Порезы, которые будут вечно кровоточить, ушибы, которые никогда не заживут,

– Спросите его, спросите эту чертову падлу. Это он, я знаю, что это он. Это не я. Я не смог бы. Никогда в жизни!

Крича снова и снова, опять и опять.

Я захлебываюсь, моя голова зажата у кого-то подмышкой, Олдерман и Прентис пытаются усадить меня на место, Ноубла нет.

– Все дело в том, – говорит Ноубл, – что, если верить Эрику, Дженис звонила ему и просила защиты.
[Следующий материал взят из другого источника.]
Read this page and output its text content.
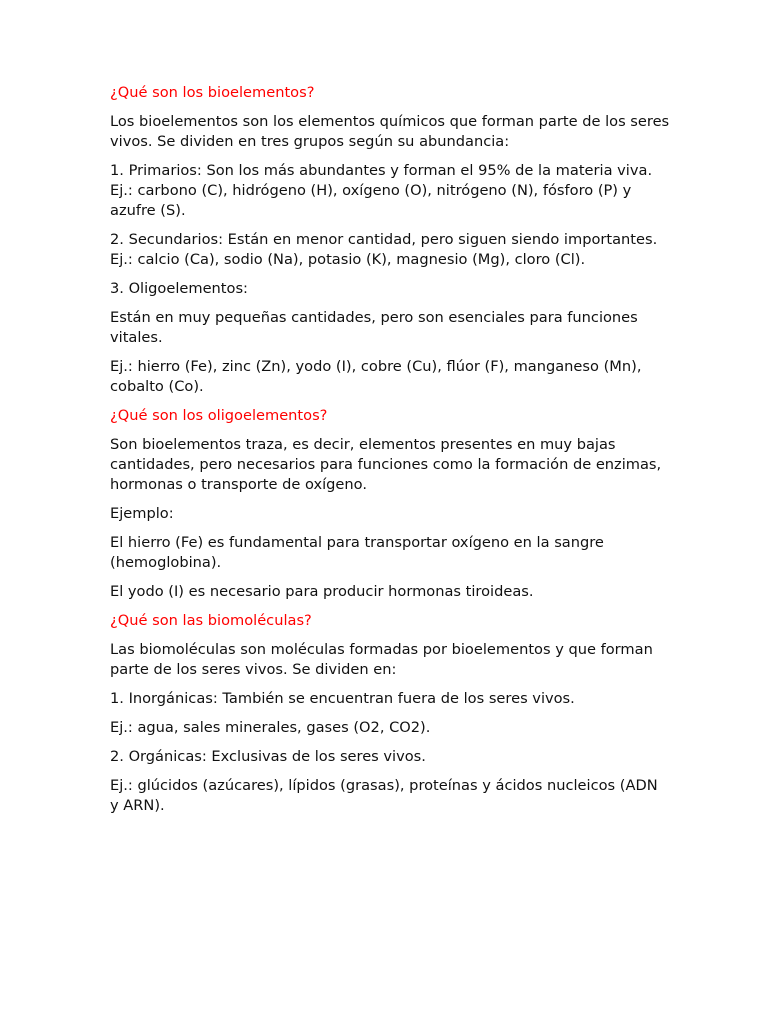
¿Qué son los bioelementos?

Los bioelementos son los elementos químicos que forman parte de los seres vivos. Se dividen en tres grupos según su abundancia:

1. Primarios: Son los más abundantes y forman el 95% de la materia viva. Ej.: carbono (C), hidrógeno (H), oxígeno (O), nitrógeno (N), fósforo (P) y azufre (S).

2. Secundarios: Están en menor cantidad, pero siguen siendo importantes. Ej.: calcio (Ca), sodio (Na), potasio (K), magnesio (Mg), cloro (Cl).

3. Oligoelementos:

Están en muy pequeñas cantidades, pero son esenciales para funciones vitales.

Ej.: hierro (Fe), zinc (Zn), yodo (I), cobre (Cu), flúor (F), manganeso (Mn), cobalto (Co).

¿Qué son los oligoelementos?

Son bioelementos traza, es decir, elementos presentes en muy bajas cantidades, pero necesarios para funciones como la formación de enzimas, hormonas o transporte de oxígeno.

Ejemplo:

El hierro (Fe) es fundamental para transportar oxígeno en la sangre (hemoglobina).

El yodo (I) es necesario para producir hormonas tiroideas.

¿Qué son las biomoléculas?

Las biomoléculas son moléculas formadas por bioelementos y que forman parte de los seres vivos. Se dividen en:

1. Inorgánicas: También se encuentran fuera de los seres vivos.

Ej.: agua, sales minerales, gases (O2, CO2).

2. Orgánicas: Exclusivas de los seres vivos.

Ej.: glúcidos (azúcares), lípidos (grasas), proteínas y ácidos nucleicos (ADN y ARN).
От тебя.

– Херня собачья.

– Ладно, тогда откуда он знает о том, что она была беременна от тебя, если она никогда ему не звонила?

– Она звонила ему, чтобы попросить денег. Она была его информатором до тех пор, пока он не стал ее сутенером.

– Бобби, Бобби, Бобби. Давай не будем переливать из пустого, бля, в порожнее.

– Слушай, я же тебе говорю. А ты не слушаешь. Я видел ее в ту прошлую субботу, четвертого числа. Она была в Брэдфорде и должна была встретиться там с Эриком, но он послал за ней фургон. Они ее повязали и отделали, понятно?

– Отделали?

– Изнасиловали. Спроси Радкина и Майка. Они заходили за мной к ней на квартиру, они видели, в каком она была состоянии.

– Ага, только вот они думают, что это сделал с ней именно ты.

– Что – это?

– Избил ее, бля, до полусмерти.

– Херня, херня собачья.

– Твои следы на всем ее теле.

– Естественно. Я же ее любил, мать вашу.

– Боб…

– Послушай, я просыпался рядом со своей женой со спермой в пижаме, просыпался весь, бля, в сперме, потому что мне без конца снилась она.

– Е-мое, Фрейзер.

Одни…

Одни вместе:

Я закрываю глаза, ты зовешь меня по имени.

Сигарета, пластиковый стакан, порножурнал.

Туфли не на ту ногу, без шнурков.

Пальцы вокруг моего горла, пальцы в моем горле.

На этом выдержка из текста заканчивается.